In the first days it had very few detections (2 to 3) but it seems AVs finally catched up. On 2020-09-09 the number of detections finally grew to 5, doubling next day and most vendors finally catching up over the next days. A reanalysis of the initial samples returns 21 detections at the time of writing.
I guess those detection signatures for the first version weren’t that good.
{
"sha256": "9efc7a1f373026a266a642b8417544b92de08e25b6bcdc12d7bfd44bb8993721",
"positives": 2,
"scan_date": "2020-09-05 17:06:57"
}
{
"sha256": "2f1fbd634ebac9079c29e1e659fe3e3f3fd7f3d0aefd4d513563d371b558d22c",
"positives": 2,
"scan_date": "2020-09-05 17:07:47"
}
The question is if the malware author was trying to mess around with the sandbox or was just a coincidence. If the latter, I don’t understand what’s the benefit of mutating the strings when the code is still the same. Might be able to fool lame AV signatures. Besides that, a significant amount of encrypted/obfuscated strings will just put the spotlight on this type of binary. Doesn’t make that much of a sense.

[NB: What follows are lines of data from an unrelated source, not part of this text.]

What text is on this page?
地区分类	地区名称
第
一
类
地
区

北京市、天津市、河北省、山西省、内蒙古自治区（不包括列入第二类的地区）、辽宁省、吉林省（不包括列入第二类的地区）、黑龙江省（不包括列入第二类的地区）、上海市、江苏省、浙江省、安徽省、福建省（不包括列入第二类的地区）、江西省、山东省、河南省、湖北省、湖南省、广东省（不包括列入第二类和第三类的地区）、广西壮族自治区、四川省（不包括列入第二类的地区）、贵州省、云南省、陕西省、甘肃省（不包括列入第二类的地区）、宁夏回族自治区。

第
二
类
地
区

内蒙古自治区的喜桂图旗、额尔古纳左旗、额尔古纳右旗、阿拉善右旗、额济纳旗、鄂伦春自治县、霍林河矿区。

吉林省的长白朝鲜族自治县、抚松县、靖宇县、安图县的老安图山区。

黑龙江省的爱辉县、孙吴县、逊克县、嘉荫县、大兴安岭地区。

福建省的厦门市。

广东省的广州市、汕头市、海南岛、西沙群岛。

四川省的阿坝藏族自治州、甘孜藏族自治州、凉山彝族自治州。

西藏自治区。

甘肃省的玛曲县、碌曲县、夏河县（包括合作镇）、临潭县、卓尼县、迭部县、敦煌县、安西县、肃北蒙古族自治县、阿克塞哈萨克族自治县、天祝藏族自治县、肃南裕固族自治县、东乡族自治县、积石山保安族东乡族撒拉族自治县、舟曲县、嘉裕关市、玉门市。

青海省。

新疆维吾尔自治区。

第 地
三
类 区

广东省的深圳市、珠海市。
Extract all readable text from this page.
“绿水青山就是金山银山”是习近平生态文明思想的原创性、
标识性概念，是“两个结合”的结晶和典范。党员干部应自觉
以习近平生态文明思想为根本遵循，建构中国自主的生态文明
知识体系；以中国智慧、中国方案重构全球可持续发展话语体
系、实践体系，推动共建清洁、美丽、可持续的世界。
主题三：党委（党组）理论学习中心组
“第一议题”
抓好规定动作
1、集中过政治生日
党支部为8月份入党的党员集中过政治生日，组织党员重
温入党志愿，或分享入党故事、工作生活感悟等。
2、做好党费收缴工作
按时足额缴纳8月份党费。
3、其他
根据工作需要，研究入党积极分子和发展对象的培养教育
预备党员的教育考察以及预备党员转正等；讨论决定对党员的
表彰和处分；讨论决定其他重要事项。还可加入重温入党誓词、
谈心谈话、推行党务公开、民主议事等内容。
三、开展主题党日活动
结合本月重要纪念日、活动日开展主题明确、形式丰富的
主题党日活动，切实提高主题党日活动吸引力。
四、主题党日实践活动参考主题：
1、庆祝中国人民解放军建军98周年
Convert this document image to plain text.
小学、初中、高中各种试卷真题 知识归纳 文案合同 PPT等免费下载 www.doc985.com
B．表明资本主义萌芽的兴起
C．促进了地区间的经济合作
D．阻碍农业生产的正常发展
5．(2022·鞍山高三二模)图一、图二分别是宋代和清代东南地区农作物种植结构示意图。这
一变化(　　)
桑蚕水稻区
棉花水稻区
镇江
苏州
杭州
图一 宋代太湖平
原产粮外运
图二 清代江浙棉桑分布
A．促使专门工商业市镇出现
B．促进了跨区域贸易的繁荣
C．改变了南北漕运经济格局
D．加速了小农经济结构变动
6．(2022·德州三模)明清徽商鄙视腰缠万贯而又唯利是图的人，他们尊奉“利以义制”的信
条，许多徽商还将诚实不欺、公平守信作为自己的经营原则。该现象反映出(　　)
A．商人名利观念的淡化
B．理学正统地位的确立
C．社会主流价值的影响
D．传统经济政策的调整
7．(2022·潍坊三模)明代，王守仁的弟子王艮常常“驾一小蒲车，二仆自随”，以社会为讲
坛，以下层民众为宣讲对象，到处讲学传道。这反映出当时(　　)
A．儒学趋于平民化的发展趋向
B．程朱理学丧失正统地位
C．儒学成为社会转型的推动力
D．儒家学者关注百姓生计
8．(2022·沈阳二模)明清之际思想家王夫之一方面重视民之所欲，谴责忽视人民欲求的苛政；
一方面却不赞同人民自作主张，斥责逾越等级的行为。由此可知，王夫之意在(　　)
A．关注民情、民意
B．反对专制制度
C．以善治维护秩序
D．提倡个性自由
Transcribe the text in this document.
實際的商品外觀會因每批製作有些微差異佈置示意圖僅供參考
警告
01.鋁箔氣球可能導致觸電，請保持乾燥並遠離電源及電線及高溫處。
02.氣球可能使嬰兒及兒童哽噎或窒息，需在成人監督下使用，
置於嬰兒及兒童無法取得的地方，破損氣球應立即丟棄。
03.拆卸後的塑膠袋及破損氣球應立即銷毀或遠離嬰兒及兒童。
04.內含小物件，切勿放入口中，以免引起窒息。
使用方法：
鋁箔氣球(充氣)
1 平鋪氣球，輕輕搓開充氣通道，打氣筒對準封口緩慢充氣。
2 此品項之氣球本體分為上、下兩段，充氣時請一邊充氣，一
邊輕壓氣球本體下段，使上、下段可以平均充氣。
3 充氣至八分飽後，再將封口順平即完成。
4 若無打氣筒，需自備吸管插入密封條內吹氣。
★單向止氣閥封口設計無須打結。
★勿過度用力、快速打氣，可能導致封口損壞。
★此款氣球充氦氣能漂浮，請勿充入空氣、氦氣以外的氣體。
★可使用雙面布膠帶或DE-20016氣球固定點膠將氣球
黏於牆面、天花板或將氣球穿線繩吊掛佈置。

The conclusion is that unfortunately it’s not the biggest malware attack ever with near half a million samples on VirusTotal but a new version of EvilQuest/ThiefQuest that triggered a cute loop in VirusTotal sandbox.
Hope you have enjoyed this little adventure and was worth the clickbait.
Have fun,
fG!
P.S.: The Go code is already pushed to GitHub. Here and here.